Naples, 1931, the city is teeming with life, most people living in poverty and trying to scrape by. In the working class district of Sanita an elderly woman has been beaten and kicked to death. Commissario Ricciardi and Brigadier Maione are called to the scene, knowing that the locals view them with suspicion and will provide minimal help in finding her killer. Searching her apartment and placing pressure on the building porter they discover that the old lady made a living as a fortune teller and money lender. Dozens of people, both poor and rich, have visited the apartment to receive prophecies or to take or pay back loans, leaving the detectives with many potential suspects, some of them with political connections. As well as trying to identify the murderer, Maione also tries to solve the mystery as to who has slashed a beautiful widow’s face.

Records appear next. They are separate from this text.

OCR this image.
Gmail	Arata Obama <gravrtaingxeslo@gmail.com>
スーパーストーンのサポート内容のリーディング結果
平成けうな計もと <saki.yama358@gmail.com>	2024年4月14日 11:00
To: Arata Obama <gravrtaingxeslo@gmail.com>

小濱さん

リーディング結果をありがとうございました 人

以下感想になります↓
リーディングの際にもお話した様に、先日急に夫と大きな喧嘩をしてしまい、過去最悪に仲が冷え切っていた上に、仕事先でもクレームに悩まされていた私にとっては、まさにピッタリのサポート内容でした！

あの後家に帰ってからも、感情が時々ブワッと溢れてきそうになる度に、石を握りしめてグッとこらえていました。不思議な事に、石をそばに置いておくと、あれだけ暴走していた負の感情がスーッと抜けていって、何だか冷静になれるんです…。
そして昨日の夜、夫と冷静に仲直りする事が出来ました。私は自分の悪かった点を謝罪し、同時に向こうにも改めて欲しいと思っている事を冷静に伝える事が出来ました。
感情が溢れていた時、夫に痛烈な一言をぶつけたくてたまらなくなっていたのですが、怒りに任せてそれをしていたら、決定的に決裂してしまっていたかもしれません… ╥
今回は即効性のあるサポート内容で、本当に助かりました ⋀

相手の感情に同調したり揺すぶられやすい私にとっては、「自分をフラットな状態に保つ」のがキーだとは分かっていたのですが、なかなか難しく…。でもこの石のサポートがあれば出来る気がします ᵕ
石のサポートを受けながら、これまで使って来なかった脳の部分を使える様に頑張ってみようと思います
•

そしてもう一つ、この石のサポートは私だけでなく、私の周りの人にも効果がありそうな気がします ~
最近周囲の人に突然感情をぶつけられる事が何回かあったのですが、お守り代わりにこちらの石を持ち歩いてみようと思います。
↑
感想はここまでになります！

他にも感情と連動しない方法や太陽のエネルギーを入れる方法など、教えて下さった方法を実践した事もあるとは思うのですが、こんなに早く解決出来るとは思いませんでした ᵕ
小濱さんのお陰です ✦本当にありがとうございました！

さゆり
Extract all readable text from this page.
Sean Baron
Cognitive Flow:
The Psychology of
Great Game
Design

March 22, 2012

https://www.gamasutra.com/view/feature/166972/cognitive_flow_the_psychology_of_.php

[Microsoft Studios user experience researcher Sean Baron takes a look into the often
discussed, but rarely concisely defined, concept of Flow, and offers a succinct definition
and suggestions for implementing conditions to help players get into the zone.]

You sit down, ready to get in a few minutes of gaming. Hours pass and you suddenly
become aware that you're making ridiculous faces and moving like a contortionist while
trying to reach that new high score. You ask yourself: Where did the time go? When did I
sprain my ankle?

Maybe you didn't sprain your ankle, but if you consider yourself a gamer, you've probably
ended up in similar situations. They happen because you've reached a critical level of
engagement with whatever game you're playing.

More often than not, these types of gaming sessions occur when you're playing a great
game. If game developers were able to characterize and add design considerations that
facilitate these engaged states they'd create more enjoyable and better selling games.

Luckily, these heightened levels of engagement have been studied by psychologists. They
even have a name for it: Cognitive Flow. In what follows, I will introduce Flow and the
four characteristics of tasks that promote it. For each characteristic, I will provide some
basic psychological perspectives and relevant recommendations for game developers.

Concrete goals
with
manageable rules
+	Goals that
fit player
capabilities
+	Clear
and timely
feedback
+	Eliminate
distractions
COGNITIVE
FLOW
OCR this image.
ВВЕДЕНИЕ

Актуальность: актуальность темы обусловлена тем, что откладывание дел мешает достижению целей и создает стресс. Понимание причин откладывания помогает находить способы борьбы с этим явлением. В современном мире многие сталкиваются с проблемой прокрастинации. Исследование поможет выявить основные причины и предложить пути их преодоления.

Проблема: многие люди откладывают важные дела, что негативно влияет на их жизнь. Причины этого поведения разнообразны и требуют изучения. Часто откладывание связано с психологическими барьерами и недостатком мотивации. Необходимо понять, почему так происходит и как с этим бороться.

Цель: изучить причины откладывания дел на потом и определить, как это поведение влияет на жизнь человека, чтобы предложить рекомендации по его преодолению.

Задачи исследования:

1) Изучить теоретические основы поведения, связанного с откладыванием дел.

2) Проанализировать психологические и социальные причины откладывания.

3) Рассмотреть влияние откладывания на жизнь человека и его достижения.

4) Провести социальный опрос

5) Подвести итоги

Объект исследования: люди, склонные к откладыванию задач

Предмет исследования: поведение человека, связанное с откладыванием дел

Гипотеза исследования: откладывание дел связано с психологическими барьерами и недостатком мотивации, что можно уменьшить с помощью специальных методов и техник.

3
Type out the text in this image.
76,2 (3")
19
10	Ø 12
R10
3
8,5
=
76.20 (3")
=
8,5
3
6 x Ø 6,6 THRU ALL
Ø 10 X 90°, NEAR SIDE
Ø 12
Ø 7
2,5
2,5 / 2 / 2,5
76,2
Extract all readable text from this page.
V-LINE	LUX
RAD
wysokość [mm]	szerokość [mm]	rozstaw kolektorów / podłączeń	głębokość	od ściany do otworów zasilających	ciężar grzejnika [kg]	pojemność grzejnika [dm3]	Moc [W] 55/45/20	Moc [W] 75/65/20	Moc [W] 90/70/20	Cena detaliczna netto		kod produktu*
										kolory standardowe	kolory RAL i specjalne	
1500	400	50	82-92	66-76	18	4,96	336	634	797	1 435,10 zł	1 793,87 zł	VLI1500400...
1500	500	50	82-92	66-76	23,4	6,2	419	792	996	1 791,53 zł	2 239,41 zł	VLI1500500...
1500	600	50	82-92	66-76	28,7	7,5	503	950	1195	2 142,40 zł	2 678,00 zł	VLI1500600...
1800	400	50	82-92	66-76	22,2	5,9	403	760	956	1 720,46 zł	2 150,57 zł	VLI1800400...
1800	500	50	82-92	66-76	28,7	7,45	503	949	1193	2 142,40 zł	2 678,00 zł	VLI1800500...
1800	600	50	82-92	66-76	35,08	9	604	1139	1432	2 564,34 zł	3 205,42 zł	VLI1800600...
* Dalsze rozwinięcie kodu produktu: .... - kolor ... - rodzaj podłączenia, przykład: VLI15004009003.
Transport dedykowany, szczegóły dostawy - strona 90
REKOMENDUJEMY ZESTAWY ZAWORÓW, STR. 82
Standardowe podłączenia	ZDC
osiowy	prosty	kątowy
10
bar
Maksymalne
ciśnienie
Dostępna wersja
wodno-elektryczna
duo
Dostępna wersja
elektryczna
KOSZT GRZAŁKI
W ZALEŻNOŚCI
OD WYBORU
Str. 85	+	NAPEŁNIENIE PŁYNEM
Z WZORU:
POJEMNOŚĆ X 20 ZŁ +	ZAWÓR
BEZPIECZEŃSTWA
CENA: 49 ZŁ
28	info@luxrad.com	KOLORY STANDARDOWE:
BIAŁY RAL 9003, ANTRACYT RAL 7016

Blood Curse is the second book in the Commissario Ricciardi series set in Naples in 1931. Ricciardi is very much a lone detective, shunned by his fellow cops due to his reserved manner and uncanny ability to solve difficult cases, with the exception of Brigadier Maione, who appreciates his boss’ talents and acts as a loyal partner. Ricciardi can see and hear the final seconds in the lives of victims of violent deaths. It helps provide initial clues, but is also a curse, providing emotional attachment to the case and isolating him from others. His affliction and relationship with Maione makes for an interesting and empathetic lead character. In this outing, Ricciardi and Maione investigate the death of an elderly fortune teller and money lender. Due to the woman’s activities there are lots of potential suspects, many of whom de Giovanni introduces to the reader through multiple individual threads. In addition, there is a second case, involving a knife attack on a beautiful woman. These multiple threads makes the narrative quite fragmented and somewhat confusing, especially near the beginning of the book. As the book progresses these various threads are interwoven and the narrative takes shape, the tale becoming increasingly compelling and entertaining, with a good sense of place and portrayal of social relations. The denouement, however, felt somewhat hollow and overly contrived. Nonetheless, an engaging story.